Digging Deeper in EHRs to Identify Suicide Risk

Research explores AI analysis of free text and genetic profiles to help capture risk.

In a NIMH-funded, five-year study, researchers at Vanderbilt University Medical Center will use artificial intelligence (AI)-based, natural language analysis of EHRs to shed light on suicidal ideation and its relationship to attempted suicide, and to explore the genetic underpinnings of suicide risk.

Principal investigators for the study are Colin Walsh, M.D., assistant professor of biomedical informatics and psychiatry and behavioral sciences, and Douglas Ruderfer, Ph.D., assistant professor of genetic medicine, psychiatry and behavioral sciences and biomedical informatics.

“Many cases of suicidal thoughts and behaviors are missed if we rely on structured data alone.”

“Many cases of suicidal thoughts and behaviors are missed if we rely on structured data alone,” Walsh said. “In one study, suicidal thoughts were only coded three percent of the time even when documented in text in primary care. Text features extracted through natural language processing of physician notes, patient messages and more should allow us to improve our predictive algorithms by capturing more nuanced risk factors.”

Beyond Structured Data

Rates of suicidal behavior continue to increase in the U.S. (up approximately 30 percent from 1999 to 2017), which only elevates the importance of developing better tools for predictive analyses.

Walsh, Ruderfer and colleagues previously used EHR data and machine learning techniques to develop a predictive model of suicide attempt risk. They employed this algorithm across two biobanks – Vanderbilt’s BioVU, the world’s largest collection of human DNA stored at a single site, and UK Biobank – to assign suicide risk scores to thousands of genotyped patients.

While this previous study relied strictly on structured data such as health care billing codes to find high-risk patients, this time the researchers will work with Cosmin Bejan, Ph.D., assistant professor of biomedical informatics at Vanderbilt, to include EHR text in their analyses. Free text could help identify and predict suicidal ideation and suicide attempt, Ruderfer said.

“Expanding our capture of suicidal phenotypes will enable improved understanding of the genetic architecture of suicidal thoughts and behaviors and the contributing genetic and clinical risk factors.”
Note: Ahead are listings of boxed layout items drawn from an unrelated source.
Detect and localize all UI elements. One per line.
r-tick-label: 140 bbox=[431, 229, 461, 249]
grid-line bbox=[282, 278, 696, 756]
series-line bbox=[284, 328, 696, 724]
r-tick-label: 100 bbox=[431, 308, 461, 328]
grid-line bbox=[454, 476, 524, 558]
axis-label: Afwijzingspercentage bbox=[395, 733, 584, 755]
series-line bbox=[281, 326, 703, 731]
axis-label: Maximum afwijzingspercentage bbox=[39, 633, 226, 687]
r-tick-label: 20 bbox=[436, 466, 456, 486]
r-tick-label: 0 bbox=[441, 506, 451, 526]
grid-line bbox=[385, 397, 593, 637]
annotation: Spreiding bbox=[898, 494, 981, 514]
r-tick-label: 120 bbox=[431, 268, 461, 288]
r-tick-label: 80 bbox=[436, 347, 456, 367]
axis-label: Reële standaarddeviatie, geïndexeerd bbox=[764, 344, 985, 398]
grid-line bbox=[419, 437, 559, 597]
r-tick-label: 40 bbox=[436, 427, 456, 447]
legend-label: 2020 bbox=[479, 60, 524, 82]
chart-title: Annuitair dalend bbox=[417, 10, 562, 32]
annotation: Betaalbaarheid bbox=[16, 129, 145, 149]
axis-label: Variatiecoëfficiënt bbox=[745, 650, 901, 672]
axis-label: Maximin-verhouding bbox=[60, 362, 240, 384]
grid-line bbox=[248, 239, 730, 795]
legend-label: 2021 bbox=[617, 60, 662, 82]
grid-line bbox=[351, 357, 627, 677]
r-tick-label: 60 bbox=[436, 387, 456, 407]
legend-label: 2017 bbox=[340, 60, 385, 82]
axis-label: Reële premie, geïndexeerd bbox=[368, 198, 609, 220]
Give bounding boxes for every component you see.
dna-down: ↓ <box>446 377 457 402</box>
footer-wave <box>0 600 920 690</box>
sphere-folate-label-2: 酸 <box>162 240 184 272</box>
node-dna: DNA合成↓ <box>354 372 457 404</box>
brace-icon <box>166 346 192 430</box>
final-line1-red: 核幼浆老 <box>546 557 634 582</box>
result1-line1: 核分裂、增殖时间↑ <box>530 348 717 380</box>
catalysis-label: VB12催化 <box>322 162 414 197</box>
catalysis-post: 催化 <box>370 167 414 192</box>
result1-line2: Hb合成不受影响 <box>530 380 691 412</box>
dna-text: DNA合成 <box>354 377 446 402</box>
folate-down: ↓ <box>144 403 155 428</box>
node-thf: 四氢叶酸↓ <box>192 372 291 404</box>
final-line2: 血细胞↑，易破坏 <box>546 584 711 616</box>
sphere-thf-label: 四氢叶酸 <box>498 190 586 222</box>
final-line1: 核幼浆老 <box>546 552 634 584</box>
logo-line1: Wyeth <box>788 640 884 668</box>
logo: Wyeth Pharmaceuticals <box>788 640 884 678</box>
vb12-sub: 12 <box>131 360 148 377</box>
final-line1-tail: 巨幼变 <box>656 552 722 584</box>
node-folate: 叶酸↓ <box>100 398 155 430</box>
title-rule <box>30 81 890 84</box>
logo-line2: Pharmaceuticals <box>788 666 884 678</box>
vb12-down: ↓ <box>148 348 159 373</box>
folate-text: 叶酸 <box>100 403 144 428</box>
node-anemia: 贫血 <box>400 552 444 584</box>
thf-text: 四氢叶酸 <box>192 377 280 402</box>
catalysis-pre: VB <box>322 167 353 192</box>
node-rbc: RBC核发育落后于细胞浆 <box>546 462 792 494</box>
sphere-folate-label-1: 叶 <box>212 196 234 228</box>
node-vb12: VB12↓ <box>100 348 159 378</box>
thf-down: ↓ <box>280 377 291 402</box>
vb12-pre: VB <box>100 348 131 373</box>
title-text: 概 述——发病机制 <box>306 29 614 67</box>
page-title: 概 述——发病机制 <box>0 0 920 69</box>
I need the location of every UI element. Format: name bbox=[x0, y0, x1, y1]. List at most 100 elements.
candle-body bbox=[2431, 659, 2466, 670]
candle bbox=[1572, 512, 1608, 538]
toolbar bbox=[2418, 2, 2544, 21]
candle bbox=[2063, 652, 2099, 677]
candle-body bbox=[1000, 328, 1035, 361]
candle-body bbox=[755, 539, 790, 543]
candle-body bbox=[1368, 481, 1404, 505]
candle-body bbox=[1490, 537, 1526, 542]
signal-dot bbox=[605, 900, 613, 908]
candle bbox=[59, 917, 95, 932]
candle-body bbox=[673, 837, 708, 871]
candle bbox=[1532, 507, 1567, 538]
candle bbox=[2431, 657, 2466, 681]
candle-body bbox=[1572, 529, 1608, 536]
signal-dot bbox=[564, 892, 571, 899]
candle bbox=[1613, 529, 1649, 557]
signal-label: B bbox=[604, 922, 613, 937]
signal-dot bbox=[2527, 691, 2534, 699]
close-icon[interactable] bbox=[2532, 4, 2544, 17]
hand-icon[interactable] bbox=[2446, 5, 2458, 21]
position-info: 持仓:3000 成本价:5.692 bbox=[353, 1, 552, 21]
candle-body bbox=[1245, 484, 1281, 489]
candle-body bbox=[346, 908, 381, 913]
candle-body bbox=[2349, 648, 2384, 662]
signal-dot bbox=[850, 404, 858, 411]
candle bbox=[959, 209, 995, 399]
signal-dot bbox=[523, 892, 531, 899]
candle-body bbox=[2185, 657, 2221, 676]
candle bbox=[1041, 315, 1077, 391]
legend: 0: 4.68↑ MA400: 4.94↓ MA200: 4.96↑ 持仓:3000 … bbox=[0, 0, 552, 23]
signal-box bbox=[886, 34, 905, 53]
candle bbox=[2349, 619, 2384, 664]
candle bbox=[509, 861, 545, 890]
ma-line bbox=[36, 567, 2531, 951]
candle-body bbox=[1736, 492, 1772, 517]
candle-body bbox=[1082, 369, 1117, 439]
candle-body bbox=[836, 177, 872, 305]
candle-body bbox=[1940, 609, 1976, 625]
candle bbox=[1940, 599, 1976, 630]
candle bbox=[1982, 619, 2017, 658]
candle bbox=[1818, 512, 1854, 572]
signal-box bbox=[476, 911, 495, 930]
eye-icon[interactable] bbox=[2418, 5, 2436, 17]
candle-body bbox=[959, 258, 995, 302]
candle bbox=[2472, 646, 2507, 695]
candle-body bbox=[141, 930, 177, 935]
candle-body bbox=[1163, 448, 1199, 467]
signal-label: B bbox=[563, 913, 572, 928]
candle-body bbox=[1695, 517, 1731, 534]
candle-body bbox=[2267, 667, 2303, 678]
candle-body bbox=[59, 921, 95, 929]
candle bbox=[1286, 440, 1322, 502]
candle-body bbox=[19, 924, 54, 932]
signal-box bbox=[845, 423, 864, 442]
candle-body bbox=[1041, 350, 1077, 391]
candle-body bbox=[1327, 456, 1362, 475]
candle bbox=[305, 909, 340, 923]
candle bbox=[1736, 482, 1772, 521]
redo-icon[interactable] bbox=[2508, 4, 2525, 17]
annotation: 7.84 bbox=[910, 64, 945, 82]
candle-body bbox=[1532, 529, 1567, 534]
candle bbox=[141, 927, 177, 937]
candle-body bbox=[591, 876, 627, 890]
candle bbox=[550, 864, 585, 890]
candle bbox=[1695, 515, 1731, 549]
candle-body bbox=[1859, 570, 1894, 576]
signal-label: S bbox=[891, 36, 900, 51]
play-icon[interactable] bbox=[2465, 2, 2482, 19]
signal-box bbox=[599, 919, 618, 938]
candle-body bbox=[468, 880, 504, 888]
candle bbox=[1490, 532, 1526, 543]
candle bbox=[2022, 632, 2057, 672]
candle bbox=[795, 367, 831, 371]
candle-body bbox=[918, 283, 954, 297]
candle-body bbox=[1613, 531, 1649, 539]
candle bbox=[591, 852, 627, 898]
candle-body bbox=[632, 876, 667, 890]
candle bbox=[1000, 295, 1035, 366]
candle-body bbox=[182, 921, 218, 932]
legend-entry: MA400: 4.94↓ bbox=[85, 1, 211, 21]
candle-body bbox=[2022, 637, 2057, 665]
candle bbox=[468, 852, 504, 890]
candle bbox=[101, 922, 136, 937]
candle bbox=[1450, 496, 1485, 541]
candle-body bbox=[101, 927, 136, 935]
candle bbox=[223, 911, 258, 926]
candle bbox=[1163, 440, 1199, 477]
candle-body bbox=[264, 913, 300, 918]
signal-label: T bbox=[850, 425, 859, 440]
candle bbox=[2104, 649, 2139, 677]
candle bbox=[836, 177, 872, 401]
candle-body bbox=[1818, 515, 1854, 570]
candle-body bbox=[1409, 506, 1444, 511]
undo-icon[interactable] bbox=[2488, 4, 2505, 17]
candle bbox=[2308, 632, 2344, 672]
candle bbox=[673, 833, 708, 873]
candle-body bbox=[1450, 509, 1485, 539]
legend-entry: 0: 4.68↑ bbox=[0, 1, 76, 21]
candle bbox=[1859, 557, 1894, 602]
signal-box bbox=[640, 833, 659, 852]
“Expanding our capture of suicidal phenotypes will enable improved understanding of the genetic architecture of suicidal thoughts and behaviors and the contributing genetic and clinical risk factors. While most individuals who consider suicide do not attempt it, we know ideation is an important risk factor that we should flag for follow-up.”

Measuring Genetic Risk

The group’s earlier research was notable in part for establishing that significant heritability for suicide attempt risk can be measured using genotype data. By combining genetic correlation, genome-wide association and polygenic risk scoring, they found a high genetic correlation between attempted suicide and suicide attempt probability, in the 70 to 100 percent range.

The study presented a new strategy for measuring genetic risk when patient outcomes are less common or more difficult to pin down: instead of relying on large numbers of patients with the outcome of interest, use clinical data and a predictive model to assign a probability to every patient for that outcome.

“If you can show that the model’s performance and calibration are good, you can convert that to a quantitative measure for that outcome. Then, you don’t need to ascertain more cases to increase statistical power, you just need to increase your sample size,” Ruderfer said.

Related Research and What It Means

If successful, the newly funded work may clarify biologic risk factors for suicide and related psychiatric disorders. The team hopes that improvements in the identification of high-risk individuals considering suicide will contribute to the ultimate goal of preventing patients from acting on those thoughts. “The text-based approaches used here may identify those who might otherwise fall through the cracks,” Walsh said.

Ruderfer and Walsh have also received NIMH funding to apply a similar approach to identify patients that do not respond to standard treatments for depression – a major risk factor for suicide attempt.